I found it interesting that I was so viciously attacked for my post on van Dyke, who comes the closest to a "real" person in this story (the others are more like composites). I think it happened because there was an uncomfortable amount of truth in what I was saying. This guy sent me Christmas cards for ten years, for God's sake! What caused him to turn on me so savagely?  I've never quite gotten used to being one of these people who gets attacked. The internet is a veritable playground for predators and sadists, because everyone is wearing the same blank mask.

I'm not much of a dog person - I find them uncomfortably loyal and prefer the idiosyncratic aloofness of cats. (More than two cats, however, is an affliction.) Right now I have a bird. What does that say about me, I wonder?

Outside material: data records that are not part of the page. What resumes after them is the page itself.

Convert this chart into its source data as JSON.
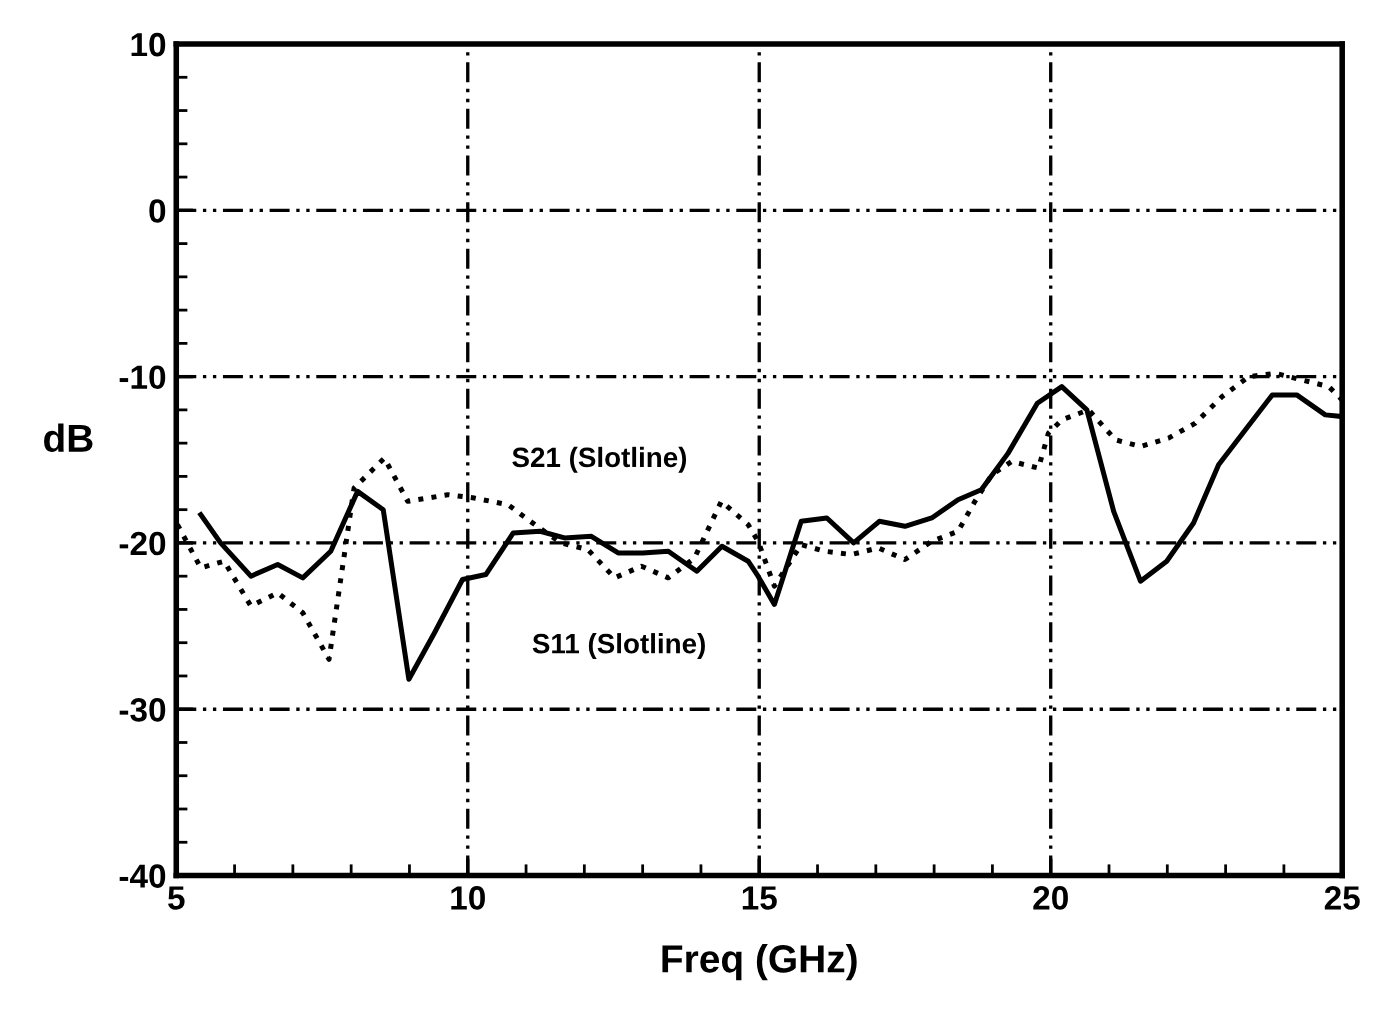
{
  "chart_data": {
    "type": "line",
    "xlabel": "Freq (GHz)",
    "ylabel": "dB",
    "xlim": [
      5,
      25
    ],
    "xticks": [
      5,
      10,
      15,
      20,
      25
    ],
    "ylim": [
      -40,
      10
    ],
    "yticks": [
      -40,
      -30,
      -20,
      -10,
      0,
      10
    ],
    "grid": true,
    "series": [
      {
        "name": "S11 (Slotline)",
        "color": "#000000",
        "line_style": "solid",
        "x": [
          5.42,
          5.76,
          6.28,
          6.74,
          7.17,
          7.65,
          8.11,
          8.55,
          8.99,
          9.43,
          9.91,
          10.31,
          10.78,
          11.24,
          11.66,
          12.12,
          12.58,
          13.0,
          13.44,
          13.93,
          14.36,
          14.81,
          14.98,
          15.26,
          15.72,
          16.16,
          16.62,
          17.06,
          17.5,
          17.96,
          18.41,
          18.81,
          19.27,
          19.77,
          20.19,
          20.62,
          21.08,
          21.54,
          21.99,
          22.45,
          22.88,
          23.34,
          23.8,
          24.22,
          24.71,
          25.0
        ],
        "values": [
          -18.3,
          -20.0,
          -22.0,
          -21.3,
          -22.1,
          -20.5,
          -16.9,
          -18.0,
          -28.2,
          -25.4,
          -22.2,
          -21.9,
          -19.4,
          -19.3,
          -19.7,
          -19.6,
          -20.6,
          -20.6,
          -20.5,
          -21.7,
          -20.2,
          -21.1,
          -22.0,
          -23.7,
          -18.7,
          -18.5,
          -20.0,
          -18.7,
          -19.0,
          -18.5,
          -17.4,
          -16.8,
          -14.6,
          -11.6,
          -10.6,
          -12.0,
          -18.1,
          -22.3,
          -21.1,
          -18.8,
          -15.3,
          -13.2,
          -11.1,
          -11.1,
          -12.3,
          -12.4
        ]
      },
      {
        "name": "S21 (Slotline)",
        "color": "#000000",
        "line_style": "dotted",
        "x": [
          5.02,
          5.42,
          5.82,
          6.28,
          6.74,
          7.17,
          7.62,
          8.05,
          8.57,
          8.97,
          9.66,
          10.11,
          10.69,
          11.15,
          11.6,
          12.06,
          12.52,
          12.98,
          13.44,
          13.89,
          14.35,
          14.81,
          14.98,
          15.26,
          15.72,
          16.12,
          16.58,
          17.04,
          17.5,
          17.96,
          18.41,
          18.7,
          18.99,
          19.33,
          19.79,
          19.96,
          20.19,
          20.65,
          21.11,
          21.54,
          22.02,
          22.48,
          22.94,
          23.4,
          23.86,
          24.31,
          24.77,
          25.0
        ],
        "values": [
          -18.9,
          -21.5,
          -21.1,
          -23.8,
          -23.0,
          -24.2,
          -27.0,
          -16.7,
          -14.9,
          -17.5,
          -17.1,
          -17.3,
          -17.7,
          -18.9,
          -20.0,
          -20.4,
          -22.1,
          -21.4,
          -22.1,
          -20.9,
          -17.5,
          -18.9,
          -19.9,
          -22.6,
          -20.1,
          -20.5,
          -20.7,
          -20.3,
          -21.0,
          -19.9,
          -19.3,
          -17.5,
          -15.9,
          -15.1,
          -15.5,
          -13.4,
          -12.6,
          -12.0,
          -13.8,
          -14.2,
          -13.7,
          -12.8,
          -11.2,
          -10.0,
          -9.8,
          -10.2,
          -10.6,
          -11.4
        ]
      }
    ]
  }
}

My original title for this story was either Bird Dog or She's a Bird Dog, but I didn't think people would remember that song (which I've always liked: "hey bird dog get away from my quail,/Hey bird dog, you're on the wrong trail". I think Hound Dog has stuck in people's memory because of Elvis, who was also too doggish for my tastes.) (P. S. I changed it again because I seem to have lost my entire readership. Should I dumb these down, I wonder, or put "tits" in every  title?)